Хотя мама и не поддавалась искушению, перед которым не могли устоять мои сверстники, – иными словами, удерживалась от того, чтобы брать Оуэна Мини на руки, – но она уступала желанию погладить его. К этому мальчишке руки тянулись сами собой. Оуэн был чертовски симпатичный – словно пушистый зверек, если не считать его голых, почти прозрачных ушей торчком, придававших его заостренной мордочке что-то крысиное. Бабушка говорила, что Оуэн напоминает ей новорожденного лисенка. Все, кто гладил Оуэна, обычно избегали прикасаться к его ушам, которые даже на вид казались холодными. Однако мама моя делала все наоборот: она даже растирала эти его мягкие податливые уши, словно пытаясь их согреть. Она прижимала Оуэна к себе, целовала его, терлась своим носом о его нос. Все это выходило у нее настолько естественно, как если бы она проделывала это со мной, однако больше ни с кем из моих друзей она себе этого не позволяла – даже с моими двоюродными братьями и сестрой. И надо сказать, Оуэн отвечал ей взаимной нежностью; иногда он отчаянно краснел, но всегда улыбался. Его почти все время насупленные брови вдруг разглаживались, а лицо застенчиво озарялось неким светом.
Отчетливее всего он запомнился мне в те моменты, когда стоял рядом с мамой: его лицо находилось как раз на уровне ее девичьей талии. Привстав на цыпочки, он мог коснуться своей макушкой ее груди. Когда она сидела на стуле и он подходил к ней, чтобы получить причитающиеся ему объятия и поцелуи, его лицо оказывалось точнехонько у ее грудей.
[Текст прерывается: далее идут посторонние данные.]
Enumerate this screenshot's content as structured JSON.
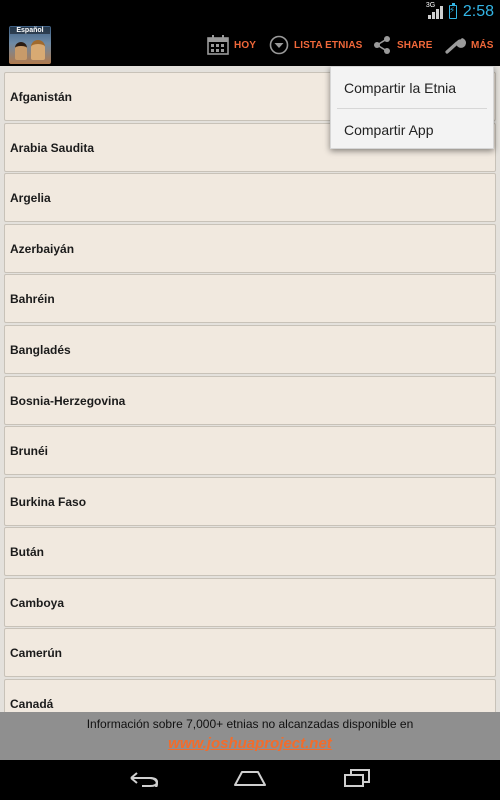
{
  "status_bar": {
    "network": "3G",
    "time": "2:58"
  },
  "app": {
    "logo_label": "Español"
  },
  "action_bar": {
    "hoy": "HOY",
    "lista": "LISTA ETNIAS",
    "share": "SHARE",
    "mas": "MÁS"
  },
  "overflow_menu": {
    "items": [
      {
        "label": "Compartir la Etnia"
      },
      {
        "label": "Compartir App"
      }
    ]
  },
  "countries": [
    "Afganistán",
    "Arabia Saudita",
    "Argelia",
    "Azerbaiyán",
    "Bahréin",
    "Bangladés",
    "Bosnia-Herzegovina",
    "Brunéi",
    "Burkina Faso",
    "Bután",
    "Camboya",
    "Camerún",
    "Canadá"
  ],
  "footer": {
    "text": "Información sobre 7,000+ etnias no alcanzadas disponible en",
    "link": "www.joshuaproject.net"
  },
  "colors": {
    "accent": "#f0683a",
    "clock": "#33b5e5",
    "list_item_bg": "#f1e9df",
    "footer_bg": "#8f8f8f"
  },
  "icons": {
    "hoy": "calendar-icon",
    "lista": "dropdown-circle-icon",
    "share": "share-icon",
    "mas": "wrench-icon",
    "back": "back-arrow-icon",
    "home": "home-icon",
    "recents": "recents-icon"
  }
}
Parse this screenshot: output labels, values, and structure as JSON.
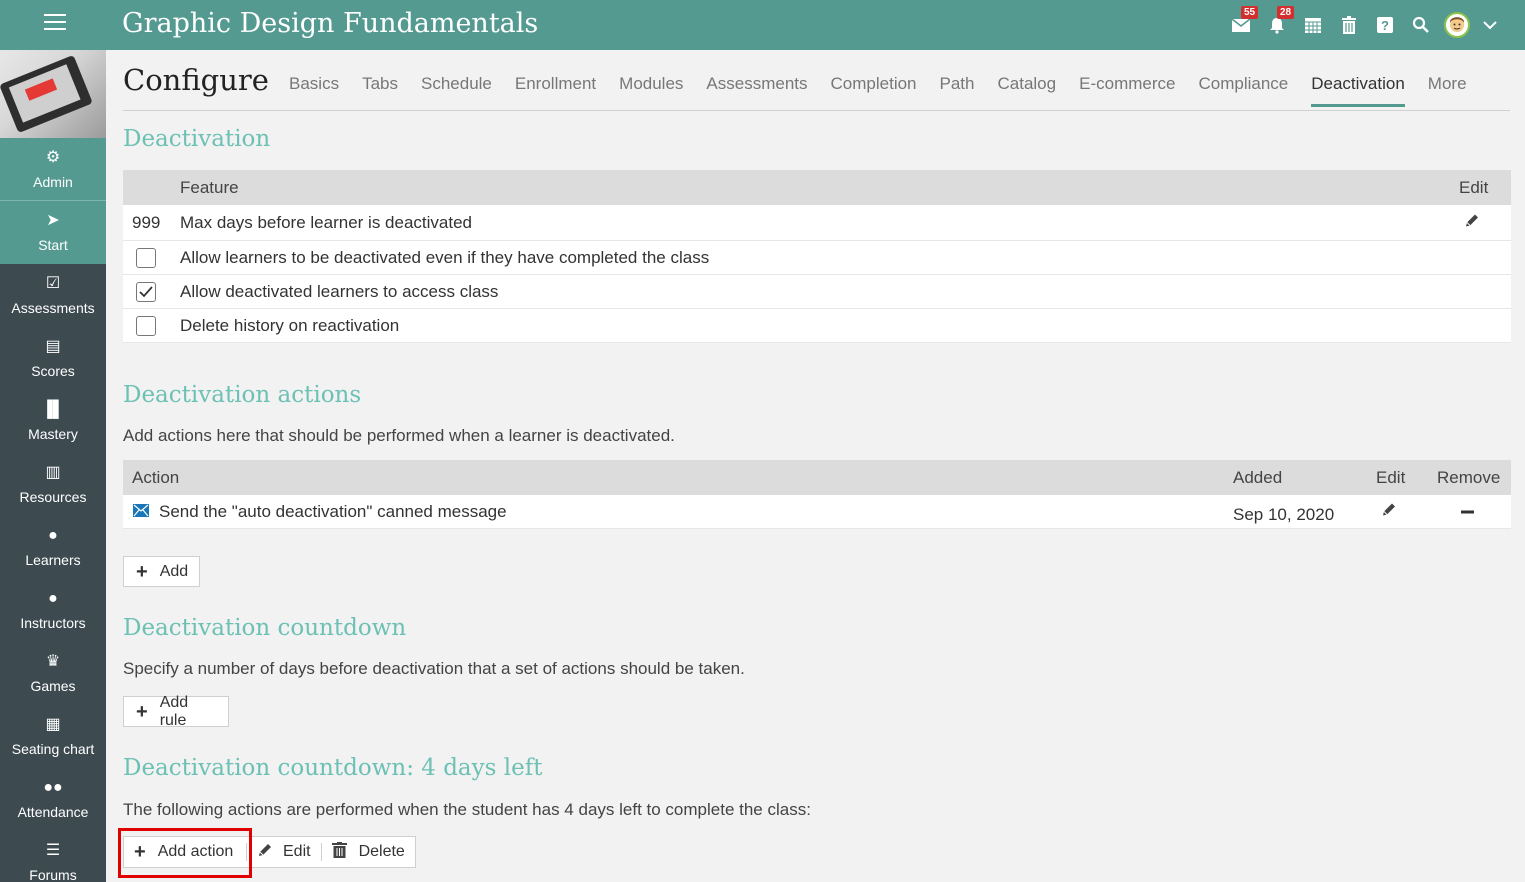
{
  "header": {
    "app_title": "Graphic Design Fundamentals",
    "mail_badge": "55",
    "notifications_badge": "28"
  },
  "sidebar": {
    "items": [
      {
        "label": "Admin",
        "icon": "gear-icon"
      },
      {
        "label": "Start",
        "icon": "navigation-arrow-icon"
      },
      {
        "label": "Assessments",
        "icon": "check-square-icon"
      },
      {
        "label": "Scores",
        "icon": "gradebook-icon"
      },
      {
        "label": "Mastery",
        "icon": "bar-chart-icon"
      },
      {
        "label": "Resources",
        "icon": "books-icon"
      },
      {
        "label": "Learners",
        "icon": "person-icon"
      },
      {
        "label": "Instructors",
        "icon": "instructor-icon"
      },
      {
        "label": "Games",
        "icon": "trophy-icon"
      },
      {
        "label": "Seating chart",
        "icon": "seating-grid-icon"
      },
      {
        "label": "Attendance",
        "icon": "people-group-icon"
      },
      {
        "label": "Forums",
        "icon": "list-icon"
      }
    ]
  },
  "page": {
    "title": "Configure",
    "tabs": [
      "Basics",
      "Tabs",
      "Schedule",
      "Enrollment",
      "Modules",
      "Assessments",
      "Completion",
      "Path",
      "Catalog",
      "E-commerce",
      "Compliance",
      "Deactivation",
      "More"
    ],
    "active_tab": "Deactivation"
  },
  "deactivation": {
    "heading": "Deactivation",
    "col_feature": "Feature",
    "col_edit": "Edit",
    "rows": [
      {
        "value": "999",
        "label": "Max days before learner is deactivated"
      },
      {
        "checked": false,
        "label": "Allow learners to be deactivated even if they have completed the class"
      },
      {
        "checked": true,
        "label": "Allow deactivated learners to access class"
      },
      {
        "checked": false,
        "label": "Delete history on reactivation"
      }
    ]
  },
  "actions": {
    "heading": "Deactivation actions",
    "description": "Add actions here that should be performed when a learner is deactivated.",
    "col_action": "Action",
    "col_added": "Added",
    "col_edit": "Edit",
    "col_remove": "Remove",
    "rows": [
      {
        "action": "Send the \"auto deactivation\" canned message",
        "added": "Sep 10, 2020"
      }
    ],
    "add_label": "Add"
  },
  "countdown": {
    "heading": "Deactivation countdown",
    "description": "Specify a number of days before deactivation that a set of actions should be taken.",
    "add_rule_label": "Add rule"
  },
  "countdown_rule": {
    "heading": "Deactivation countdown: 4 days left",
    "description": "The following actions are performed when the student has 4 days left to complete the class:",
    "add_action_label": "Add action",
    "edit_label": "Edit",
    "delete_label": "Delete"
  },
  "colors": {
    "brand": "#559a91",
    "heading": "#6cc1b4",
    "sidebar": "#3d4a50",
    "highlight": "#e00000"
  }
}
Мама была из тех полногрудых девушек, которым идет облегающая одежда: у нее была прекрасная фигура; она знала это и, чтобы еще больше подчеркнуть ее, носила обтягивающие свитера по тогдашней моде.
Насколько серьезен был Оуэн, можно судить хотя бы по тому, что мы могли обсуждать мам всех наших друзей, и при этом Оуэн совершенно откровенно оценивал достоинства моей мамы. Он мог не стесняясь выкладывать мне все, что думает, потому что я знал: он не шутит. Оуэн никогда не шутил.
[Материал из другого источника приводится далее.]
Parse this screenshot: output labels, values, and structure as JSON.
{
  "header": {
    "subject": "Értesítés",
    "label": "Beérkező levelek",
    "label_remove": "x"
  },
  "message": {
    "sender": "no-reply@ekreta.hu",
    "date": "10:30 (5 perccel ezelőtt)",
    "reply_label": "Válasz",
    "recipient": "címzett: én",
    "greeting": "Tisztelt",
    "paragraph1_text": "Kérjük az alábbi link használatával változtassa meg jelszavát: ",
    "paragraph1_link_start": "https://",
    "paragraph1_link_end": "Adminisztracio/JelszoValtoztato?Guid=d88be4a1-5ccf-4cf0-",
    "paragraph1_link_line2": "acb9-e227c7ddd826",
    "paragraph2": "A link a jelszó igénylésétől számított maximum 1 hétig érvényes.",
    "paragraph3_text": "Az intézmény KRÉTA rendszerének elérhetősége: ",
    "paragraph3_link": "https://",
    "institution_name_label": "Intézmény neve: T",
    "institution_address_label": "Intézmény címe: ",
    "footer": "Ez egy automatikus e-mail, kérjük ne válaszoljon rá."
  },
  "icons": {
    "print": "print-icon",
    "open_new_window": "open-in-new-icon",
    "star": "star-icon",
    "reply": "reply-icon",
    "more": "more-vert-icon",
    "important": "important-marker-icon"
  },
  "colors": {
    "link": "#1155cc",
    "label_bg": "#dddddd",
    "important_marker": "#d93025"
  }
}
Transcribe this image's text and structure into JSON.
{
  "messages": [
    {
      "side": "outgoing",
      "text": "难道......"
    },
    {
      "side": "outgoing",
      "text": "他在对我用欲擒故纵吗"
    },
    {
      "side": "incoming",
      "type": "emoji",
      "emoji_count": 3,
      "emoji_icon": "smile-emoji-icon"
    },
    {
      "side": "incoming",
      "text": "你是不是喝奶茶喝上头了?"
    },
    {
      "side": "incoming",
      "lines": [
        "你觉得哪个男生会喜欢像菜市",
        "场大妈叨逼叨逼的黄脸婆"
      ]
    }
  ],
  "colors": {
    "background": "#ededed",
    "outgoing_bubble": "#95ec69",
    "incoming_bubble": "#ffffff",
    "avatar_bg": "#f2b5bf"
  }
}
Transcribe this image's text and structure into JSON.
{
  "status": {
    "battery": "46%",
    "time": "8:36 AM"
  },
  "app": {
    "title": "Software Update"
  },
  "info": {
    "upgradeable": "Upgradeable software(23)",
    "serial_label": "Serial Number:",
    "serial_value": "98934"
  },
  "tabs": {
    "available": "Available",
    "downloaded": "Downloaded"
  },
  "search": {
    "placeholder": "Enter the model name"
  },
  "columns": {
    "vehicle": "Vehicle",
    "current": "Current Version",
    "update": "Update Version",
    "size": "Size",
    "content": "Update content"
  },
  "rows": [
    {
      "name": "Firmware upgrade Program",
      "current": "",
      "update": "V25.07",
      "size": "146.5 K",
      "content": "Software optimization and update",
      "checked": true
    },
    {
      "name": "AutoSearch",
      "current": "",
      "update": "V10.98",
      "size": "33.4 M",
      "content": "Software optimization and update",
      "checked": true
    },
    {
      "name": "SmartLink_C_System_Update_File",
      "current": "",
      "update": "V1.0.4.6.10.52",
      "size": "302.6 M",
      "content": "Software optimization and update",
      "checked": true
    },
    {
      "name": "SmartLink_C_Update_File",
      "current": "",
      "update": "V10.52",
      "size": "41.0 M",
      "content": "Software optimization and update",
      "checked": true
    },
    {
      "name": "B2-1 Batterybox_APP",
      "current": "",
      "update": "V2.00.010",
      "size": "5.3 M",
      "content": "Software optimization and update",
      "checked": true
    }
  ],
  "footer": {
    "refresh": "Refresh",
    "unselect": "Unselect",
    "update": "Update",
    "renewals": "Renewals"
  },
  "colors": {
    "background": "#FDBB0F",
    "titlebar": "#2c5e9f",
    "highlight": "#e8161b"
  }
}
– ИЗ ВСЕХ МАМ У ТВОЕЙ САМАЯ КРАСИВАЯ ГРУДЬ.
Скажи такое кто-нибудь другой из моих приятелей, я бы ему этого так просто не спустил.
– Ты серьезно? – спросил я его.
– АБСОЛЮТНО. САМАЯ КРАСИВАЯ, – подтвердил он.
– Как насчет миссис Виггин? – спросил я тогда.
– ВЕЛИКОВАТА, – сказал Оуэн.
– А у миссис Уэбстер? – продолжал я.
– СЛИШКОМ ПЛОСКАЯ, – ответил он.
– У миссис Меррил? – не унимался я.
– ОЧЕНЬ СМЕШНАЯ, – ответил Оуэн.
– Мисс Джадкинс?
– НЕ ЗНАЮ, – сказал он. – Я НЕ ПОМНЮ, КАКАЯ У НЕЕ ГРУДЬ. НО ОНА ПОКА ЕЩЕ НЕ МАМА.
– У мисс Фарнум? – не отставал я от него.
– ДА ТЫ ИЗДЕВАЕШЬСЯ, ЧТО ЛИ? – не выдержал Оуэн.
– А у Кэролайн Перкинс?
– КОГДА-НИБУДЬ, МОЖЕТ БЫТЬ, У НЕЕ БУДЕТ… – сказал он серьезно. – НО ОНА ВЕДЬ ТОЖЕ ПОКА НЕ МАМА.
– Айрин Бэбсон? – продолжал я.
– У МЕНЯ ВНУТРИ ОТ НЕЕ ЧТО-ТО ПЕРЕВОРАЧИВАЕТСЯ, – сказал Оуэн и, помолчав, добавил с тихим благоговением: – ТАКИХ, КАК ТВОЯ МАМА, БОЛЬШЕ НЕТ. К ТОМУ ЖЕ ОТ НЕЕ ПАХНЕТ ЛУЧШЕ ВСЕХ.
Тут я мог с ним полностью согласиться: от моей мамы всегда пахло чем-то неповторимо-замечательным.
Не каждый друг станет оценивать грудь вашей мамы, чтобы таким странным способом сделать вам приятное. Но ведь моя мама и вправду была признанной красавицей, а непосредственность Оуэна исключала малейший подвох. Ему можно было доверять – абсолютно.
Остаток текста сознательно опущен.